In the following code:
!6 movl $5, %ebx
The register shows the value of:
rbx 0x0000000000000005
Does ebx automatically convert to rdx on a 64-bit architecture? Is writing ebx "wrong" or is more-or-less an alias for rdx when on that architecture? Is there any significant difference between the two?
For example, for me they both produce the same in gdb:
>>> p $rbx
$3 = 5
>>> p $rax
$4 = 1
>>> p $eax
$5 = 1
>>> p $ebx
$6 = 5
or is more-or-less an alias for rdx when on that architecture?
The $ebx is an alias to the lower 32 bits of the full $rbx register (there is no actual ebx register).
Does ebx automatically convert to rdx on a 64-bit architecture?
No, but writing to EBX zero-extends into RBX. (Not RDX, I assume B vs. D is a typo). Why do x86-64 instructions on 32-bit registers zero the upper part of the full 64-bit register?

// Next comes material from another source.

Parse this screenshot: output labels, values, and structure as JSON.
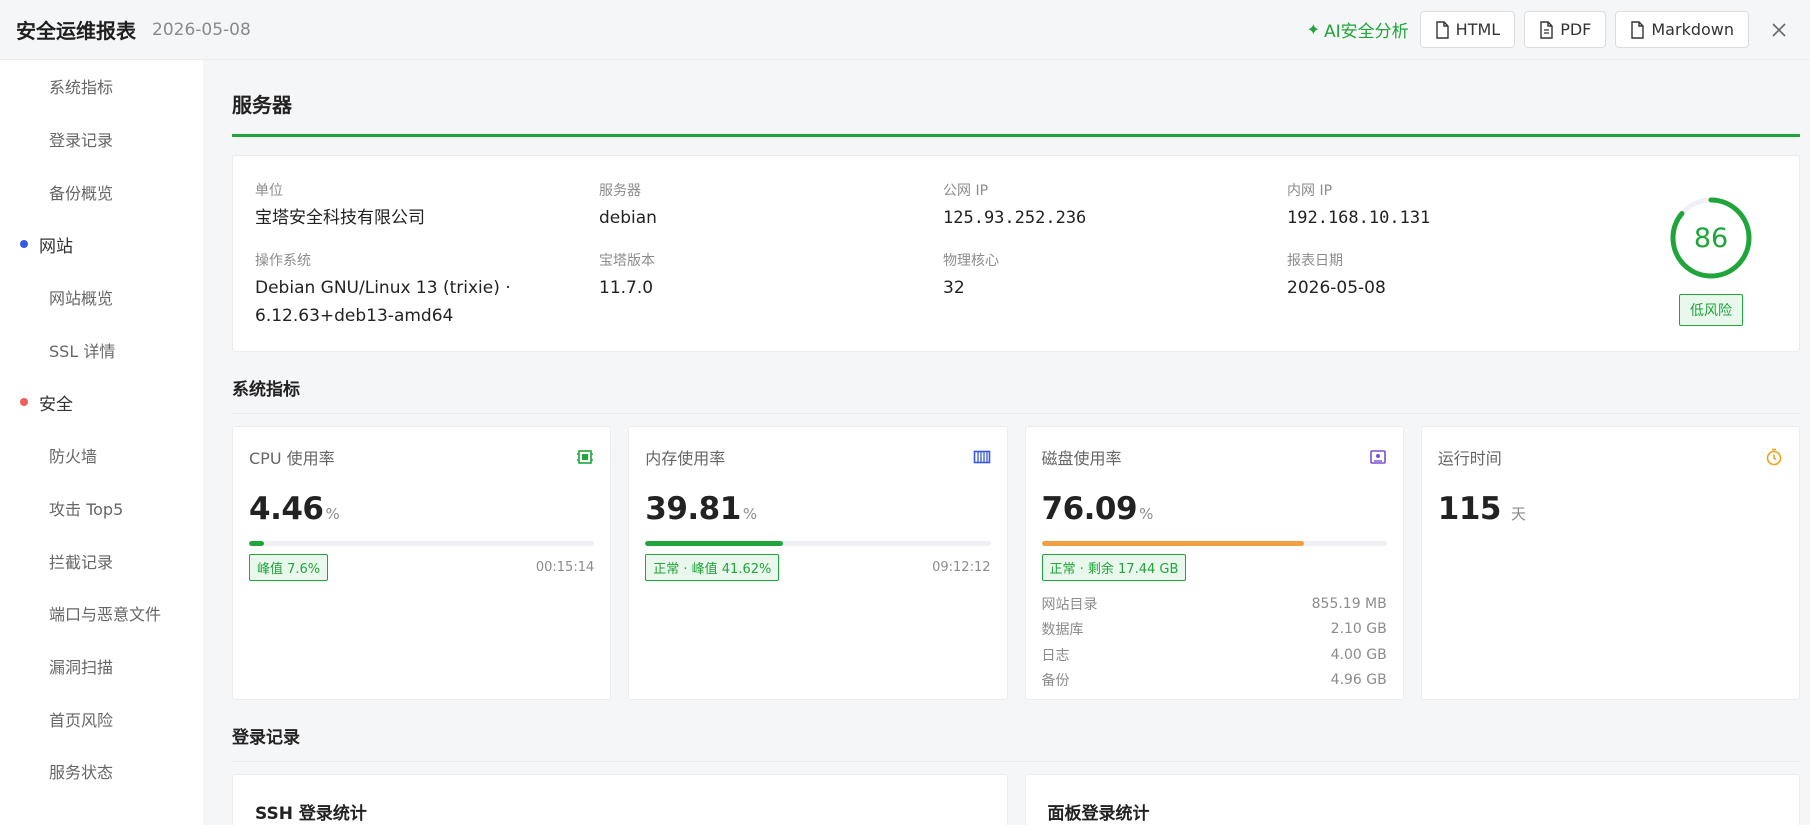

So yes, mov $5, %ebx does exactly the same thing as mov $5, %rbx but is more efficient (fewer machine-code bytes). Some assemblers (not GAS) will even optimize one to the other for you.
For example:
mov $-1, %rbx # RBX = 0xFFFFFFFFFFFFFFFF
mov %ebx, %ecx # RCX = 0x00000000FFFFFFFF
dec %ebx # RBX = 0x00000000FFFFFFFE
Is writing ebx "wrong"
Depends (see below). Usually it's an optimization if you don't need to work with 64-bit quantities. The advantages of using 32bit registers/instructions in x86-64
Is there any significant difference between the two?
Yes. Of the following assembly instructions, only one will compile:
movq $0x12345678ABCD, $rbx
movq $0x12345678ABCD, $ebx